The team described the model and experiment in a treatise published on arXiv. This model, called ViT-G / 14, is based on Google’s recent Vision Transformers (ViT) work. ViT-G / 14 outperformed previous state-of-the-art solutions in several benchmarks, including ImageNet, ImageNet-v2, and VTAB-1k. For a few shots of the image recognition task, the accuracy improvement was more than 5 percentage points. Researchers also trained several smaller versions of the model to investigate the scaling rules of the architecture, noting that performance follows power law functions similar to the Transformer model used for natural language processing (NLP) tasks. Did.

First described by Google researchers in 2017, the Transformer architecture has become a major design for NLP deep learning models, and OpenAI’s GPT-3 is one of the most famous. Last year, OpenAI published a treatise explaining the scaling rules for these models. OpenAI trained many similar models of various sizes and by varying the amount of training data and computational power to determine the power law function to estimate the accuracy of the model. In addition, OpenAI has found that not only does it improve the performance of large models, it also improves computational efficiency.
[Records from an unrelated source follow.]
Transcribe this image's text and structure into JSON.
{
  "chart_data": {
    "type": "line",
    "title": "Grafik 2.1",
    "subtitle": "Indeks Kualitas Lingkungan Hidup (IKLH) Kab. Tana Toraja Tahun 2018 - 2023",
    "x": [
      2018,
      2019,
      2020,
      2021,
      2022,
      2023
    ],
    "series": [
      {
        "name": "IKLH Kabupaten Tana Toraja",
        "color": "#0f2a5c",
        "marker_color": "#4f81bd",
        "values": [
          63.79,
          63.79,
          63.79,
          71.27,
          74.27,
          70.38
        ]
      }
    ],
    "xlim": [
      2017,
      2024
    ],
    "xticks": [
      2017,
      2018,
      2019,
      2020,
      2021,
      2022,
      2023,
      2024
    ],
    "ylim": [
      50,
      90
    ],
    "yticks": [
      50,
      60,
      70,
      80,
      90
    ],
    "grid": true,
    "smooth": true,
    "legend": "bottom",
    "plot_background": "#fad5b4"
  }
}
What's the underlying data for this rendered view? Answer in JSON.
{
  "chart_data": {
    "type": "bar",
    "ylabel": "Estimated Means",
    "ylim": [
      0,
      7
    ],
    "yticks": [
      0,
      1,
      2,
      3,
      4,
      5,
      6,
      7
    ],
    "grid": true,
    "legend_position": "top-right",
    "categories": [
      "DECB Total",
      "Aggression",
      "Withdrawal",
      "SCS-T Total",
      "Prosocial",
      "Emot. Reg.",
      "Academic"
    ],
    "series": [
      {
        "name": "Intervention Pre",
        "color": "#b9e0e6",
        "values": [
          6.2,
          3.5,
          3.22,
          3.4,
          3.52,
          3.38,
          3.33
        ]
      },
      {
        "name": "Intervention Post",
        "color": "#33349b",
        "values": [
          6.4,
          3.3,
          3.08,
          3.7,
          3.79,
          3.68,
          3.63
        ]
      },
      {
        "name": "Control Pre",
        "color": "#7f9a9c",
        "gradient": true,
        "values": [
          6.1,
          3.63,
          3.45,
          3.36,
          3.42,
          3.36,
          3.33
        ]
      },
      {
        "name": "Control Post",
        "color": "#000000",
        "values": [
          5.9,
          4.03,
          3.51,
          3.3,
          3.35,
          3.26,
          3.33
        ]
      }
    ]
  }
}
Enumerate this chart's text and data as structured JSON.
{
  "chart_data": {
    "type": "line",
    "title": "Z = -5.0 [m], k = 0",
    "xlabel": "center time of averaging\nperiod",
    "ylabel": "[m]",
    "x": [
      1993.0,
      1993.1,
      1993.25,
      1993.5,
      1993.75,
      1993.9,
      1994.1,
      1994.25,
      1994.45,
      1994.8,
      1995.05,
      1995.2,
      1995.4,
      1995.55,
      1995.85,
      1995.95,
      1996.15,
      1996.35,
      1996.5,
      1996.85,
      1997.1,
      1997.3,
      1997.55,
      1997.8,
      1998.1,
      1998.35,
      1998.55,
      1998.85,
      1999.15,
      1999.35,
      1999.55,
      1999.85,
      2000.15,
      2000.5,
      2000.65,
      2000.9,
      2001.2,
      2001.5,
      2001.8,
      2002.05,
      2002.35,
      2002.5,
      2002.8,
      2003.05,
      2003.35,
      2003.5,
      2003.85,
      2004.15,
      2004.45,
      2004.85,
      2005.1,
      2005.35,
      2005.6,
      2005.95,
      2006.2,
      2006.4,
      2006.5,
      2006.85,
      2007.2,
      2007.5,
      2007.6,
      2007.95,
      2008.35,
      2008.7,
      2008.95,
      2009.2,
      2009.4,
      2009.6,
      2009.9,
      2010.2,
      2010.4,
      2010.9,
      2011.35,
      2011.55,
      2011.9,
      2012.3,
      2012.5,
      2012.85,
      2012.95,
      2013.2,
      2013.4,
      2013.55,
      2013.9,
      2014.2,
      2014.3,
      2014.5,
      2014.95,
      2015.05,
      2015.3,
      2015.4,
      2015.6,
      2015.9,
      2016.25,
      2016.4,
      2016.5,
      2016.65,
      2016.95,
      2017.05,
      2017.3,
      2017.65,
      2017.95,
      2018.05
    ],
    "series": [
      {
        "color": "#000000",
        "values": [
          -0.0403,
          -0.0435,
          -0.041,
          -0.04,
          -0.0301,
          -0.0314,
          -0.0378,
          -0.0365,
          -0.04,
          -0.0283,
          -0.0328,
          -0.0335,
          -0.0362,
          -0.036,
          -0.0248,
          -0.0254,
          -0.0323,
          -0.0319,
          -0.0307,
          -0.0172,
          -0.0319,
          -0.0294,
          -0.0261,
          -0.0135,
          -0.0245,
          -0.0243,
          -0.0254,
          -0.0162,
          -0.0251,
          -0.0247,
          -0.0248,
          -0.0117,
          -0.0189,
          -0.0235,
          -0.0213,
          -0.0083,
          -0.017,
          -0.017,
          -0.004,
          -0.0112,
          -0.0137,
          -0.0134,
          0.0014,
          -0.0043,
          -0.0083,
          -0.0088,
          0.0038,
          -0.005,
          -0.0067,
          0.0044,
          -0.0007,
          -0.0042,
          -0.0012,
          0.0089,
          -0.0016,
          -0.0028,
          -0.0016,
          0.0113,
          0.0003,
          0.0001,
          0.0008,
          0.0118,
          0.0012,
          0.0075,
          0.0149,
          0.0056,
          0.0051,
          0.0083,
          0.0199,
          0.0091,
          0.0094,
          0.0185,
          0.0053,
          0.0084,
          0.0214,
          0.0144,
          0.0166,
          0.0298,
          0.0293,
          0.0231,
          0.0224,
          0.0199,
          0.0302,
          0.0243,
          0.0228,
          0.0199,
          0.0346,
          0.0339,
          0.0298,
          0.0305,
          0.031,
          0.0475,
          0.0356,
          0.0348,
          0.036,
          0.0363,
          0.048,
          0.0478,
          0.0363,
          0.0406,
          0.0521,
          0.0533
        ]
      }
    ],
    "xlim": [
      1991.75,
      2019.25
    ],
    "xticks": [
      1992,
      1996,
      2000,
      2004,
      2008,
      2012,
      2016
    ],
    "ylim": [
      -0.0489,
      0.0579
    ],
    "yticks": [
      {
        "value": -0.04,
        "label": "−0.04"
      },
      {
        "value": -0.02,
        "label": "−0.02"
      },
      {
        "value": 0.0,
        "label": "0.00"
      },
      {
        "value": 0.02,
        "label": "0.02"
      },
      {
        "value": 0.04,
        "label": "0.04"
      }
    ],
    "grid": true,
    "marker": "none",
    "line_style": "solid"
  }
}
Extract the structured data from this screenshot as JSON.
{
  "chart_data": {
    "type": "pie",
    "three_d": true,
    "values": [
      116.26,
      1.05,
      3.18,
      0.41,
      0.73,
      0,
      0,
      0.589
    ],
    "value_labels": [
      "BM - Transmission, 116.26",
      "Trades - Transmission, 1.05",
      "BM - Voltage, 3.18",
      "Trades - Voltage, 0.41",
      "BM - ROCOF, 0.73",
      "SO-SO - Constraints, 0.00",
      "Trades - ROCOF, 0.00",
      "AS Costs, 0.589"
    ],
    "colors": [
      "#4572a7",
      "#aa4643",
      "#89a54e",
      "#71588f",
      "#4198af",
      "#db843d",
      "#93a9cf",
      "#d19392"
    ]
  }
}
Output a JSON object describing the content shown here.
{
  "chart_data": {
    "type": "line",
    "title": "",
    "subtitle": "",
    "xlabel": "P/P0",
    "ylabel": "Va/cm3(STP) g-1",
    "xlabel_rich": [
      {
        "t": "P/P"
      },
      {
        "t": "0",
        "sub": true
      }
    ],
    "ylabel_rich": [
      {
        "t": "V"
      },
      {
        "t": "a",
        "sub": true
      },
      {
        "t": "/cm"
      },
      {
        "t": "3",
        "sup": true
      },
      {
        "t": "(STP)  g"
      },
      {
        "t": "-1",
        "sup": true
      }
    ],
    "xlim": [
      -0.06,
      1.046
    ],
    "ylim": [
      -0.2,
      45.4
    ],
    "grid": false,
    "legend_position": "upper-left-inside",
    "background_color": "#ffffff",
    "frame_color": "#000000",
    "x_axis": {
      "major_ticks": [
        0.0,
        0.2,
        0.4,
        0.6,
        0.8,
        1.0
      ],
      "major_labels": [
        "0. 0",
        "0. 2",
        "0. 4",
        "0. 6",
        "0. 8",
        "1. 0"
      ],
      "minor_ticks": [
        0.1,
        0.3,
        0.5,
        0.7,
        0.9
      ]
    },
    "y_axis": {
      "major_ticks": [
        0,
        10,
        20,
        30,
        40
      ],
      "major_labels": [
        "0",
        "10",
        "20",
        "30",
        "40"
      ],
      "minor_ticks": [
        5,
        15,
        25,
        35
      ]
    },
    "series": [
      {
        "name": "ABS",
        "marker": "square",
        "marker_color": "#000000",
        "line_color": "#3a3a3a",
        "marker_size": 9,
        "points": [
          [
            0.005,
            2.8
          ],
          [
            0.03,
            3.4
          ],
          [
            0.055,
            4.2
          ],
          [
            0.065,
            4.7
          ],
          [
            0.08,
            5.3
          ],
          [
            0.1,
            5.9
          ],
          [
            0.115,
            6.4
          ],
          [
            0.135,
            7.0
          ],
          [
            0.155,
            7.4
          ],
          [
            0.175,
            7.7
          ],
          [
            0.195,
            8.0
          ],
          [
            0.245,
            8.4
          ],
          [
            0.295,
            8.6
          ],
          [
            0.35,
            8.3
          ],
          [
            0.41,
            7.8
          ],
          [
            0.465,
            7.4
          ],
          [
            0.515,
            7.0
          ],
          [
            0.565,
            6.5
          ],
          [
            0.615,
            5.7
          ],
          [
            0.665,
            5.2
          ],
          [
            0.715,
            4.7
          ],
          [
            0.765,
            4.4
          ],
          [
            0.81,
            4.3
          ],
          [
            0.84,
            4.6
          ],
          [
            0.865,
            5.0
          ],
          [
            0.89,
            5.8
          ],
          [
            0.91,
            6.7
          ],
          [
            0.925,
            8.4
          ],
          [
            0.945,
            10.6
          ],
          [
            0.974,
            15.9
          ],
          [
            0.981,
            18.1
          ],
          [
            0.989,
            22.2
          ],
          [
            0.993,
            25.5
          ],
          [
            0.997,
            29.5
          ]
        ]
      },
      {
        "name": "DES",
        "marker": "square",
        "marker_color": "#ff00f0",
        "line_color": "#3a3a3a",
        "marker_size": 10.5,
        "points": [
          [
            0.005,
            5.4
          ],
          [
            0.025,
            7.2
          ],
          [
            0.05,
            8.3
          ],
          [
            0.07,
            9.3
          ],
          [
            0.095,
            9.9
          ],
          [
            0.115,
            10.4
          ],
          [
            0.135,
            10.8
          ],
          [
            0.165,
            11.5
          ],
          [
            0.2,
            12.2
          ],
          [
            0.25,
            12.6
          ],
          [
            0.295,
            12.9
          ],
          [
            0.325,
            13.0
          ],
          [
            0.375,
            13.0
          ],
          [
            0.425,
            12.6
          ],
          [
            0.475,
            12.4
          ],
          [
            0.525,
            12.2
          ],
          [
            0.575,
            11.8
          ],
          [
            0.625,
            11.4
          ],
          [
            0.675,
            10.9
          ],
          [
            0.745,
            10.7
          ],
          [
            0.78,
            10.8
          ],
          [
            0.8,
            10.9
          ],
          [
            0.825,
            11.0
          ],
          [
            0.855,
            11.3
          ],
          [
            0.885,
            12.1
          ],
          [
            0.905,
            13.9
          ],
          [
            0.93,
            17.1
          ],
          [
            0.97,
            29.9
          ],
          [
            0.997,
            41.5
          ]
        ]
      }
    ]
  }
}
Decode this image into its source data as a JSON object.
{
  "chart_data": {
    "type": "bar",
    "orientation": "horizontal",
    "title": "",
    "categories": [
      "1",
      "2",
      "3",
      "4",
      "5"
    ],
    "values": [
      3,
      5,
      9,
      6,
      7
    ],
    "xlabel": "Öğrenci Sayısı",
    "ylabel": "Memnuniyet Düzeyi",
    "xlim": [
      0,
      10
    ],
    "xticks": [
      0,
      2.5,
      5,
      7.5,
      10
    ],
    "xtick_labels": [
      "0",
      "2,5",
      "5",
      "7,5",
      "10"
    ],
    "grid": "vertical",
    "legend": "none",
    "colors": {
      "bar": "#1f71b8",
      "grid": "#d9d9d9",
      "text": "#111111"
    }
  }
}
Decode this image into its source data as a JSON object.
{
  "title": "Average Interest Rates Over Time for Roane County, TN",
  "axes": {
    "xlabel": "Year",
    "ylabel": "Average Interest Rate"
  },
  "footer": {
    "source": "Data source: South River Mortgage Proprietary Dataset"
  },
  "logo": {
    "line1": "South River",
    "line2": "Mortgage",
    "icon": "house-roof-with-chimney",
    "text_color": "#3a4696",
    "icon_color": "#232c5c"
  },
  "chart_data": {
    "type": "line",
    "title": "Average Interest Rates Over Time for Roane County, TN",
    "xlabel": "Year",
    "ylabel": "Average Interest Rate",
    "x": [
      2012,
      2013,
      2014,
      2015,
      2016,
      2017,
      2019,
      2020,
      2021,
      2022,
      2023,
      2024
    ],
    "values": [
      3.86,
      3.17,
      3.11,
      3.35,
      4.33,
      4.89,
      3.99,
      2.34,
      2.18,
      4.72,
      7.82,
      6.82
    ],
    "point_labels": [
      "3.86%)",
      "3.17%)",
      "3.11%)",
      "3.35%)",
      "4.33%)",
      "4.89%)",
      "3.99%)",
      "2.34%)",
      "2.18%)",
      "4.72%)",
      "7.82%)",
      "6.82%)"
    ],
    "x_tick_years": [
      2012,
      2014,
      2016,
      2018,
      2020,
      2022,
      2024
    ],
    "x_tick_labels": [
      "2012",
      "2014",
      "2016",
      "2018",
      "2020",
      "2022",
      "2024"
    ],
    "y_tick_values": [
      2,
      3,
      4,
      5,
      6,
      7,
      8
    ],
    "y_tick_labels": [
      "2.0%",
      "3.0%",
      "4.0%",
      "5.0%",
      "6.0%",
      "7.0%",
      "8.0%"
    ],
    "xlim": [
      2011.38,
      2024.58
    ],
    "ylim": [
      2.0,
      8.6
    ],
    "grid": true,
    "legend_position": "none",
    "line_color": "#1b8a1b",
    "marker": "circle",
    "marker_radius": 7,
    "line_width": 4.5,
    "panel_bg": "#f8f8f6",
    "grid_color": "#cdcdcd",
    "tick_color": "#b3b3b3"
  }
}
In contrast to the NLP model, most state-of-the-art CV deep learning models use a convolutional neural network (CNN) architecture. The architecture, first described in 1989, became dominant after the CNN model won the ImageNet Challenge in 2012. With the recent success of Transformers in NLP space, researchers have begun investigating performance in vision tasks. For example, OpenAI recently developed an image generation system based on GPT-3. In particular, Google is active in this area, using its own JFT-300M dataset to train ViT models with 600M parameters in late 2020.

The new ViT-G / 14 model is pre-trained with JFT-3B, an updated version of the dataset containing nearly 3 billion images. The research team was able to make some improvements to the ViT architecture to improve memory utilization and fit the model to a single TPU v3 core. To assess the performance of the ViT-G / 14 and other smaller models, the team performed both a few shots and fine-tuning transfer training on the pre-trained model. The team used the results to develop a scaling law similar to NLP’s.

Scale up the calculations, models, and data according to the power law function to improve accuracy. Accuracy can be a bottleneck on smaller models. Larger models benefit from larger datasets.

The ImageNet leaderboard currently lists ViT-G / 14 scores first. The next eight highest-scoring models were also developed by Google researchers, and the tenth-ranked model was developed by Facebook. In a discussion on Twitter, users asked if Google plans to release ViT-G / 14 code and model weights. Lucas Bayer, a member of the research team, replied:

There are absolutely no weights, it is trained with internal data! Code, good question. I didn’t plan on it because it’s so close to the original published ViT code, but I recommend adding new parts.

Google released last year’s 600M parameter ViT model code and weights on GitHub.